8. Il ressort des termes de l’arrêté contesté que la préfète de Meurthe-et-Moselle a rejeté la demande d’admission exceptionnelle au séjour présentée par M. B au titre du travail au motif que le service de la main d’œuvre étrangère a donné un avis défavorable à la délivrance d’une autorisation de travail pour un emploi de « rangeur » au sein de la société GMT Express située à Yutz, qu’il ne justifie pas d’un diplôme ou d’une formation qualifiante et qu’il ne justifie pas d’un visa de long séjour. Si le requérant fait valoir qu’il est titulaire d’une qualification professionnelle en mécanique automobile obtenue en Algérie en 2013, et qu’il a acquis une expérience professionnelle comme mécanicien dans des garages automobiles situés en Moselle, par contrats conclus les 12 mars 2020, 1er juin 2021 et 1er janvier 2023, ces expériences ne sont pas en lien avec l’emploi de « rangeur » dans une société d’acheminement de marchandises et de logistique pour lequel il a sollicité son admission exceptionnelle au séjour. En l’absence de circonstance humanitaire ou de motif exceptionnel, le requérant n’est pas fondé à soutenir que la préfète de Meurthe-et-Moselle aurait commis une erreur manifeste d’appréciation des conséquences sur sa situation personnelle en refusant de l’admettre exceptionnellement au séjour et en l’obligeant à quitter le territoire français.
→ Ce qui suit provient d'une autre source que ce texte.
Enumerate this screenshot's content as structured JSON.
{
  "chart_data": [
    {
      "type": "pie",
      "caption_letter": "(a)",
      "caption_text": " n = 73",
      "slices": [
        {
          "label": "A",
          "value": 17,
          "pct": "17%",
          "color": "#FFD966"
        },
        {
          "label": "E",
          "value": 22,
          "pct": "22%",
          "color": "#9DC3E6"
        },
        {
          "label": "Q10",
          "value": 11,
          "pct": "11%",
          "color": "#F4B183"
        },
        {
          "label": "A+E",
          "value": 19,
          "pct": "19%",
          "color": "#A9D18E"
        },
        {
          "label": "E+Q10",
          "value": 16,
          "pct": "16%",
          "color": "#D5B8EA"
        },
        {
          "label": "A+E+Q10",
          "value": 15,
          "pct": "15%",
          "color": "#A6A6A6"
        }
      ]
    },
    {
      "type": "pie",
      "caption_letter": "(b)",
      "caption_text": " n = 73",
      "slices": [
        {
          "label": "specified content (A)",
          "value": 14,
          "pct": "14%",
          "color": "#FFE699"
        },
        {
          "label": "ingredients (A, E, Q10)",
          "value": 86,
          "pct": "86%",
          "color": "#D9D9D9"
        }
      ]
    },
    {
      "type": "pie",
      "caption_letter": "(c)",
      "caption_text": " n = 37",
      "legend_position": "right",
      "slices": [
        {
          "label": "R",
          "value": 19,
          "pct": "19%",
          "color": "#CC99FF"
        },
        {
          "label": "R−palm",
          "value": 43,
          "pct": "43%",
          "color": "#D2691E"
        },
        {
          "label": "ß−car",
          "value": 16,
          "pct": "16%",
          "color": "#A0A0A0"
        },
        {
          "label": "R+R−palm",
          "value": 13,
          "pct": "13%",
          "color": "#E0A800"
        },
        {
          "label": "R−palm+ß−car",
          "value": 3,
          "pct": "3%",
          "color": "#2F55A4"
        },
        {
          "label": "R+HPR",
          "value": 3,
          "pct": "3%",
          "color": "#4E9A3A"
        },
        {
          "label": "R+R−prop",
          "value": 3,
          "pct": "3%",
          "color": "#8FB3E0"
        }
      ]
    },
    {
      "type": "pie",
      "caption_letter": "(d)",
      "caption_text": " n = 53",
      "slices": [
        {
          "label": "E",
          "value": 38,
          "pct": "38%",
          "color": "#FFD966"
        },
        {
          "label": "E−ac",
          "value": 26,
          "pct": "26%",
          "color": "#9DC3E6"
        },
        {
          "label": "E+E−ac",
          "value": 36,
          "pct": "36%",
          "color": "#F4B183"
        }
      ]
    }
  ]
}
9. En dernier lieu, le requérant étant séparé de son épouse avec laquelle il a entamé une procédure de divorce en 2020, il n’établit pas avoir développé en France des attaches particulières ni être dépourvu de toutes attaches en Algérie où il a vécu jusqu’à l’âge de 29 ans. Au vu des ces éléments, la préfète de Meurthe-et-Moselle n’a pas porté une atteinte disproportionnée à son droit au respect de la vie privée et familiale protégé par l’article 8 de la convention européenne de sauvegarde des droits de l’homme et des libertés fondamentales en refusant de lui délivrer un titre de séjour et en lui faisant obligation de quitter le territoire français.
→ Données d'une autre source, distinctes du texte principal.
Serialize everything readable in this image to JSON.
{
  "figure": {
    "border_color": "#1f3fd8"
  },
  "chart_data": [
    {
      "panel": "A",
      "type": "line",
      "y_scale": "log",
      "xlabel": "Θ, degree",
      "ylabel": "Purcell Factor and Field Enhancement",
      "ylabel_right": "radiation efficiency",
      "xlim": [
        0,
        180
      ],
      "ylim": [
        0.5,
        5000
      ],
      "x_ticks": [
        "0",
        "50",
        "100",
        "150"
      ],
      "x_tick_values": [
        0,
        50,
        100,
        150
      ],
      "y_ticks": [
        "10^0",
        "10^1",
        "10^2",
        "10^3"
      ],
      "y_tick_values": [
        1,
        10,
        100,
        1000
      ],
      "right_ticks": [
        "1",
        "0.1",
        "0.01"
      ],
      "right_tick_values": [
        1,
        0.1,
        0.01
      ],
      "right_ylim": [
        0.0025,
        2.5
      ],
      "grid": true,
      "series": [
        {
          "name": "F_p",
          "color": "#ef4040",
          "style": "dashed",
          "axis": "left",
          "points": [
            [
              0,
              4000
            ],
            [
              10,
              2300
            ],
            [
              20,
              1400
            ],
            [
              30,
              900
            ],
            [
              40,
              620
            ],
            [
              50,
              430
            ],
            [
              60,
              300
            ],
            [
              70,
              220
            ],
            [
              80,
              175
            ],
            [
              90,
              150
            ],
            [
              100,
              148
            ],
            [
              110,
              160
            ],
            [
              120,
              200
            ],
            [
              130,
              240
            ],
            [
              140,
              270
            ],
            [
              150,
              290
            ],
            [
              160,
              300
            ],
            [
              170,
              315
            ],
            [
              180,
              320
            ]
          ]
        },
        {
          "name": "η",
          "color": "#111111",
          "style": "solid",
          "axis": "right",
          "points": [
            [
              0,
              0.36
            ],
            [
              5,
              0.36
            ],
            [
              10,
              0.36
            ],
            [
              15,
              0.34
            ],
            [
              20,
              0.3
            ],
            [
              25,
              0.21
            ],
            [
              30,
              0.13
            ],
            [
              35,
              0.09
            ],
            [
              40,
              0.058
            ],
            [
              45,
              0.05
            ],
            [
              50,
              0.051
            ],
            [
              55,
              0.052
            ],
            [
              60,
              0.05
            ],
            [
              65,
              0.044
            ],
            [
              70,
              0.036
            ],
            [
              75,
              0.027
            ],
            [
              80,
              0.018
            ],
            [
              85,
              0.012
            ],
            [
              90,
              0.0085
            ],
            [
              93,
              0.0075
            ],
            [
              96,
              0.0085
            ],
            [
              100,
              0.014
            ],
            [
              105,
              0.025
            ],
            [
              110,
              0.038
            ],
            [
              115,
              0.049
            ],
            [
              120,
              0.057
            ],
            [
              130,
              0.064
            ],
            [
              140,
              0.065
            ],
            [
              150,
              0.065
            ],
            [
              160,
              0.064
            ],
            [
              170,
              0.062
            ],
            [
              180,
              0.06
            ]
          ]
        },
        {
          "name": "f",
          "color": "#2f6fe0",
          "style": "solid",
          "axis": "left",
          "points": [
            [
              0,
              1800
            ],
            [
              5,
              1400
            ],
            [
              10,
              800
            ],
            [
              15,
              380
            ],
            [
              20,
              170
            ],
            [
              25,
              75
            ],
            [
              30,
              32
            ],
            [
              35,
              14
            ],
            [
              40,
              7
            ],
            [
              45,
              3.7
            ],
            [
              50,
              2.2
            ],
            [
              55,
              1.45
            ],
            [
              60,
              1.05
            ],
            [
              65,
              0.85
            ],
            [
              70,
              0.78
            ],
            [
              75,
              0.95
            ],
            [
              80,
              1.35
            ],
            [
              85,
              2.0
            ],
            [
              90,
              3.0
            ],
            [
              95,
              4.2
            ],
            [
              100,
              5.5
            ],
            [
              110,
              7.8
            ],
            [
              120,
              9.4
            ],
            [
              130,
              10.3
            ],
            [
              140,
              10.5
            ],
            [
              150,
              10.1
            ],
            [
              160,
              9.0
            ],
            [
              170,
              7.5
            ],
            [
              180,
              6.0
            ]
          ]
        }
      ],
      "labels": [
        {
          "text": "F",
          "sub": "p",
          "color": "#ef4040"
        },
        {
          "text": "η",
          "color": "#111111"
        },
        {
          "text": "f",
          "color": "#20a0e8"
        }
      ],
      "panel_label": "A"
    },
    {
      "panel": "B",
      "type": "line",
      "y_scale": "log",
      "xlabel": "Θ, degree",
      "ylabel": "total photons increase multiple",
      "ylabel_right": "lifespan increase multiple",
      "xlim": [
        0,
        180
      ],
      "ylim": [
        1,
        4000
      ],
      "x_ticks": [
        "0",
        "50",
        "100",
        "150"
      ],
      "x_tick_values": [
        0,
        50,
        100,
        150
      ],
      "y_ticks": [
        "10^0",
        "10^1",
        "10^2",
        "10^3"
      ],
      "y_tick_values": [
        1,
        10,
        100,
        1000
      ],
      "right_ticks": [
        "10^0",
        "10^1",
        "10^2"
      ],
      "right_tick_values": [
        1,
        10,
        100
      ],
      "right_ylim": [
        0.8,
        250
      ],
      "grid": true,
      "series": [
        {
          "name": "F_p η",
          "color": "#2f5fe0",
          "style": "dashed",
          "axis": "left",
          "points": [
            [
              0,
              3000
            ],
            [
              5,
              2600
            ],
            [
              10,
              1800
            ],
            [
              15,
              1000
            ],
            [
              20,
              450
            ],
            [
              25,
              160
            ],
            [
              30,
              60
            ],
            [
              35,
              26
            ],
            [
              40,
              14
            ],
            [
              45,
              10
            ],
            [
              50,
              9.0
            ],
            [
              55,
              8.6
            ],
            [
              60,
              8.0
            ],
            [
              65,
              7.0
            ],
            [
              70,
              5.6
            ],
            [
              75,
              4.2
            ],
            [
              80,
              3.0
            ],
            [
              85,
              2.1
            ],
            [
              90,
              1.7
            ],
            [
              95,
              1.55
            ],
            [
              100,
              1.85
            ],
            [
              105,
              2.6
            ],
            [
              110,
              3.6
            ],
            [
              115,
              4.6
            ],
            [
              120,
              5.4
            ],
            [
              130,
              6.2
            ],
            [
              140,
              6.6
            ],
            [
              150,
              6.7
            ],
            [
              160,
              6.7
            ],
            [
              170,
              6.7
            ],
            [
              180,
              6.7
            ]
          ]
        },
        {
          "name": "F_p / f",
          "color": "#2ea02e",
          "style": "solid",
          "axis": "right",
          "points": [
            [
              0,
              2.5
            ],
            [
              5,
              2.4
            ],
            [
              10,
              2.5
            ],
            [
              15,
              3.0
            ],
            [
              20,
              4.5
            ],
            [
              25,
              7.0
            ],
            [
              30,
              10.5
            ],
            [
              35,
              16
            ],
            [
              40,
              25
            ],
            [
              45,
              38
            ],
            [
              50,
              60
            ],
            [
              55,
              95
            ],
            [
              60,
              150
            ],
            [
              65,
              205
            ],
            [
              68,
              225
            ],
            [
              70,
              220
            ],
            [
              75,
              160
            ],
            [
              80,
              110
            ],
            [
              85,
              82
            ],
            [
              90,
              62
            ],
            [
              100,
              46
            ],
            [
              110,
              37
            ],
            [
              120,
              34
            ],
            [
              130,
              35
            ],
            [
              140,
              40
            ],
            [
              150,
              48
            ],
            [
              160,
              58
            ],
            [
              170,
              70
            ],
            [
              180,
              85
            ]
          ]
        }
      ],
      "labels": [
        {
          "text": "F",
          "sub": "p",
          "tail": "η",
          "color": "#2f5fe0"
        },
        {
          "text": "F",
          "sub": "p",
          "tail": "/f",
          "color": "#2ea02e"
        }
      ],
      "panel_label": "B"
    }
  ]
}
10. Il résulte de ce qui précède que les conclusions de M. B tendant à l’annulation de l’arrêté du 9 août 2024 doivent être rejetées. Il en va de même, par voie de conséquence, de ses conclusions aux fins d’injonction ainsi, en tout état de cause, que de celles présentées au titre des articles L. 761-1 du code de justice administrative et 37 de la loi du 10 juillet 1991.
D E C I D E :
Article 1er : La requête de M. B est rejetée.
Article 2 : Le présent jugement sera notifié à M. A B et à la préfète de Meurthe-et-Moselle.
Délibéré après l’audience du 22 avril 2025, à laquelle siégeaient :
M. Coudert, président,
Mme Milin-Rance, première conseillère,
Mme Jouguet, première conseillère.
Rendu public par mise à disposition au greffe le 13 mai 2025.
La rapporteure,
F. Milin-Rance
Le président,
B. Coudert
La greffière,
I. Varlet
La République mande et ordonne à la préfète de Meurthe-et-Moselle en ce qui la concerne ou à tous commissaires de justice à ce requis en ce qui concerne les voies de droit commun contre les parties privées, de pourvoir à l’exécution de la présente décision.